Initial uptake of Windows 8 described as ‘ultimately disappointing’
Initial adoption of Windows 8 has been described as ‘ultimately disappointing’ by an internal Microsoft source
Windows 8 is finally here but sales aren’t what Microsoft was hoping for with initial levels of adoption being described as ‘ultimately disappointing’ by one Microsoft employee.
The new platform, launched alongside Microsoft’s Surface RT tablet and the company’s new phone OS, Windows Phone 8, was designed as a true hybrid platform – one that aimed to bridge the gap between tablets and traditional PC devices via the inclusion of its touch-centric Modern UI.
That was always going to be a big ask, even for a company the size of Microsoft. Opinions have been predictably divided over Windows 8 and Microsoft's new direction as a company. But with Windows 8 now out in the wild it'll be up to consumers to decide its fate.
So how's it doing?
Paul Thurott’s Supersite for Windows has apparently talked to a Microsoft employee who says that sales numbers for the new OS are ultimately disappointing, reports SlashGear.

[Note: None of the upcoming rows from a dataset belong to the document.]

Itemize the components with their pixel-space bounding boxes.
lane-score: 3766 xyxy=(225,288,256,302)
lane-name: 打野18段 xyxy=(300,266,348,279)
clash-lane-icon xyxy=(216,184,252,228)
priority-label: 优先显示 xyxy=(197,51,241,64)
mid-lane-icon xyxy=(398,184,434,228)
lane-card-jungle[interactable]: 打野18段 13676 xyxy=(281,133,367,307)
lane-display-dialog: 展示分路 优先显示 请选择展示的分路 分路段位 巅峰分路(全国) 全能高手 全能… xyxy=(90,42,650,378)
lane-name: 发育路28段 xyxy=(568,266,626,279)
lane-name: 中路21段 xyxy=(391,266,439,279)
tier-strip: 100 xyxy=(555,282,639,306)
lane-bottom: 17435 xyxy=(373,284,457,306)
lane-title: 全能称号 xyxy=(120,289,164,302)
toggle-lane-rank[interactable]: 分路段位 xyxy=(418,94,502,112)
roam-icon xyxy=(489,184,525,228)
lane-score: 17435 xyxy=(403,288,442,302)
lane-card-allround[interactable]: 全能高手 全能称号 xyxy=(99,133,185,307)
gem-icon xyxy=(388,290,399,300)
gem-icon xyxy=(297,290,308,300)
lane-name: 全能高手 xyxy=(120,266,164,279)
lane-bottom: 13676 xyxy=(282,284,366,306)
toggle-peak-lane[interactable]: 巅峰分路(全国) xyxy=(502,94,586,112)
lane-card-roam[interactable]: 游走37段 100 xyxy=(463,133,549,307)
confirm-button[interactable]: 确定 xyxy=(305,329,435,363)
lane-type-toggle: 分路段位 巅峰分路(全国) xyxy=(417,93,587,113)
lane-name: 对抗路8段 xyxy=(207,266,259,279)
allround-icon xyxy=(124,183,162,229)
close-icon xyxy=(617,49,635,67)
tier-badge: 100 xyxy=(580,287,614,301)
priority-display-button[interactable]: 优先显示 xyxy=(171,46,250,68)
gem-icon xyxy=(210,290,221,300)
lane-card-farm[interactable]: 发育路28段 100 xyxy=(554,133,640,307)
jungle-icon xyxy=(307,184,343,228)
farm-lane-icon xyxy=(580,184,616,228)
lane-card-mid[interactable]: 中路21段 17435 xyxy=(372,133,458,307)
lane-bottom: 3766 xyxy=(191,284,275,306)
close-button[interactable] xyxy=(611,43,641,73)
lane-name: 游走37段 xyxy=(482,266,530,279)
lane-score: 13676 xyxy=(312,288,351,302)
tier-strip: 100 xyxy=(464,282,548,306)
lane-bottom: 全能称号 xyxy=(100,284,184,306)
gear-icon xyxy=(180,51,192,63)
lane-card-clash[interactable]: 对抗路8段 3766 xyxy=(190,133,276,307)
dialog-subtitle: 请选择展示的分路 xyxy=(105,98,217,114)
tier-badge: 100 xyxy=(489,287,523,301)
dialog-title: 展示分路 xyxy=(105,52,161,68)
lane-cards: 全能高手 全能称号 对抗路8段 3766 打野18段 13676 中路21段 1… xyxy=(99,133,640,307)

PC shipments have been in a steady decline for quiet some time now, losing ground consistently to tablets and smartphones. Within this context lower than expected adoption rates are hardly surprising. Even more so when you consider just how drastic a change Windows 8 is from Windows 7.
Thurott’s report is strictly off the record, with no names given, so at present this story is little more than conjecture. Microsoft has not yet commented on sales for its new operating system in an official capacity but did confirm that initial sales of its Windows RT-powered Surface tablet have been ‘modest.’

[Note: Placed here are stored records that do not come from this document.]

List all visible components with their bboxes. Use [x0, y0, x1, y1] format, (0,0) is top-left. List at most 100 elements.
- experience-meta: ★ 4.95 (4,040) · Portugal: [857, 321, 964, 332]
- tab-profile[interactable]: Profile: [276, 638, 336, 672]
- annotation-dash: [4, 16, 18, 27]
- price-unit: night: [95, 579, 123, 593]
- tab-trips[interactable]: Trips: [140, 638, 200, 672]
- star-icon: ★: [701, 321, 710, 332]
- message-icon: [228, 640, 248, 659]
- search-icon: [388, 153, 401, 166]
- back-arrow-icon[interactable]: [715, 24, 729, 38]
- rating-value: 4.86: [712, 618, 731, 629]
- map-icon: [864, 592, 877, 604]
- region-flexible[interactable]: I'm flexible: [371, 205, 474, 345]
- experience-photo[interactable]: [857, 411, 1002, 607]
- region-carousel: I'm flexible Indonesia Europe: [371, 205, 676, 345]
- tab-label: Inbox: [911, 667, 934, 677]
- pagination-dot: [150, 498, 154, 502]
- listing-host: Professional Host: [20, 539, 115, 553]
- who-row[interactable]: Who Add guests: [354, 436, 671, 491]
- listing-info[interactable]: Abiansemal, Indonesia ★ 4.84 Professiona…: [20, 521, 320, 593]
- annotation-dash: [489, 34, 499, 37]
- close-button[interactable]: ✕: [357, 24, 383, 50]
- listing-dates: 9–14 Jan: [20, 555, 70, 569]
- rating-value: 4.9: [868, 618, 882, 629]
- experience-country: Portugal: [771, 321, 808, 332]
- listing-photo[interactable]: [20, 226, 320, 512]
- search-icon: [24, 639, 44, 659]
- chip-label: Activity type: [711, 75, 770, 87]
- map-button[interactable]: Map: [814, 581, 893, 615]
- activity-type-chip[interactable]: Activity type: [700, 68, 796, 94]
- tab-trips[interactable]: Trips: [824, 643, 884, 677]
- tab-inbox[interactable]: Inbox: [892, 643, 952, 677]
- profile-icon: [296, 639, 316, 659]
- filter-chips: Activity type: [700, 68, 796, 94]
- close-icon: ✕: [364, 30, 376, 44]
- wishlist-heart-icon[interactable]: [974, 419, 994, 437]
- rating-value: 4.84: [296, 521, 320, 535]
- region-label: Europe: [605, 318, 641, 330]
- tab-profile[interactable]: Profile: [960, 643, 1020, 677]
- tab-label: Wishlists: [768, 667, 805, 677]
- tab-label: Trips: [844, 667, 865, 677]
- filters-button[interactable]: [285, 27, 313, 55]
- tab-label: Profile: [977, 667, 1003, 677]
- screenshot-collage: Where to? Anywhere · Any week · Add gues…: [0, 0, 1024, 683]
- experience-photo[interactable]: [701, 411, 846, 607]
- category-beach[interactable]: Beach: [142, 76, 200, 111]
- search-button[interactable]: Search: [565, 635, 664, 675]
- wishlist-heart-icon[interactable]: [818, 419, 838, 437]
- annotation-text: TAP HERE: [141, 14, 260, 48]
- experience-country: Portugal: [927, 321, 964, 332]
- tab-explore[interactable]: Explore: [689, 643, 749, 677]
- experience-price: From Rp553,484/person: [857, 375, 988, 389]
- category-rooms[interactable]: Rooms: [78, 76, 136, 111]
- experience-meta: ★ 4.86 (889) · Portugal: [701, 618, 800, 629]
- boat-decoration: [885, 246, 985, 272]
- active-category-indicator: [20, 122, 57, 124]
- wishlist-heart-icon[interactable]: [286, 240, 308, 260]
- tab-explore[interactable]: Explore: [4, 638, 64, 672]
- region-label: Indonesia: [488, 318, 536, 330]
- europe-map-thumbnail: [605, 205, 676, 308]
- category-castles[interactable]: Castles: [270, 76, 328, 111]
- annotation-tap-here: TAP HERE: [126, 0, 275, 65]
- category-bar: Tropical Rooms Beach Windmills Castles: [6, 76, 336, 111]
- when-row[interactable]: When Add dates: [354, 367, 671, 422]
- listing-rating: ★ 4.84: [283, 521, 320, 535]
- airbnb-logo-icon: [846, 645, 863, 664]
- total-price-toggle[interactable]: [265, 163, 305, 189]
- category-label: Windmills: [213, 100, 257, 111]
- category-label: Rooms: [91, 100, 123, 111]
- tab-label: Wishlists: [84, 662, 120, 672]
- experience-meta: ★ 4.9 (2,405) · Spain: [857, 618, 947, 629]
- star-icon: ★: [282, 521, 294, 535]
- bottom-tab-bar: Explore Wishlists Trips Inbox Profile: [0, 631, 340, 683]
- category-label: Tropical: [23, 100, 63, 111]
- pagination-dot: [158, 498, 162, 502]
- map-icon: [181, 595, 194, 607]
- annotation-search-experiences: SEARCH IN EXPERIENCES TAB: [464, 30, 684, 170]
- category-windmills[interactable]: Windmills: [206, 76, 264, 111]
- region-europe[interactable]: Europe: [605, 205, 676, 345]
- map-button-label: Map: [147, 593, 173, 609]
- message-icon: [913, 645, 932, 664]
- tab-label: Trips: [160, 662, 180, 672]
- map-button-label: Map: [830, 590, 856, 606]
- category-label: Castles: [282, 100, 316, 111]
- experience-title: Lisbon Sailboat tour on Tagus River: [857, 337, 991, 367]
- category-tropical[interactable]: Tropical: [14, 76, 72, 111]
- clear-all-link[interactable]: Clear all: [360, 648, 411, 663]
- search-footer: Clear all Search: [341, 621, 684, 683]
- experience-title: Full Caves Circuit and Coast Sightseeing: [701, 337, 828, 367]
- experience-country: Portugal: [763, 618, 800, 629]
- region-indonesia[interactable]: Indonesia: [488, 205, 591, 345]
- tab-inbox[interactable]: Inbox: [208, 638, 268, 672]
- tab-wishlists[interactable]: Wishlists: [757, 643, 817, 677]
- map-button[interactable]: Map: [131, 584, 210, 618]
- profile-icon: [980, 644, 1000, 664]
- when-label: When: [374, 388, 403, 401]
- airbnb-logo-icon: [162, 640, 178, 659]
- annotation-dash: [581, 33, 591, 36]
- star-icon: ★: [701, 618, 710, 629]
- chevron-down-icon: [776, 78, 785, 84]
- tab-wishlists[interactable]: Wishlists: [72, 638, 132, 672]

Until Microsoft releases official stats on Windows 8 adoption it’s impossible to gage whether or not the platform has been a success or not. It’s also worth noting that Windows 8 is just one aspect of the company's newly outed Windows platform – nowadays it's all about the ecosystem: phone, PC, tablet, and console.
Microsoft's collective ecosystem is based around its ‘Windows core’ and includes Windows Phone 8, Windows RT, and, via the magic of SmartGlass, its Xbox gaming console.
So even if you’re not sold on Windows 8 it’s still hard to fault Microsoft when you take into account what it’s achieved in the last year – Xbox Music, Windows Phone 8, SmartGlass, and the Windows core.
Only time will tell with this one, but we’re liking what Microsoft is attempting to do with its resources and software – even if the initial results are a little off the mark at first.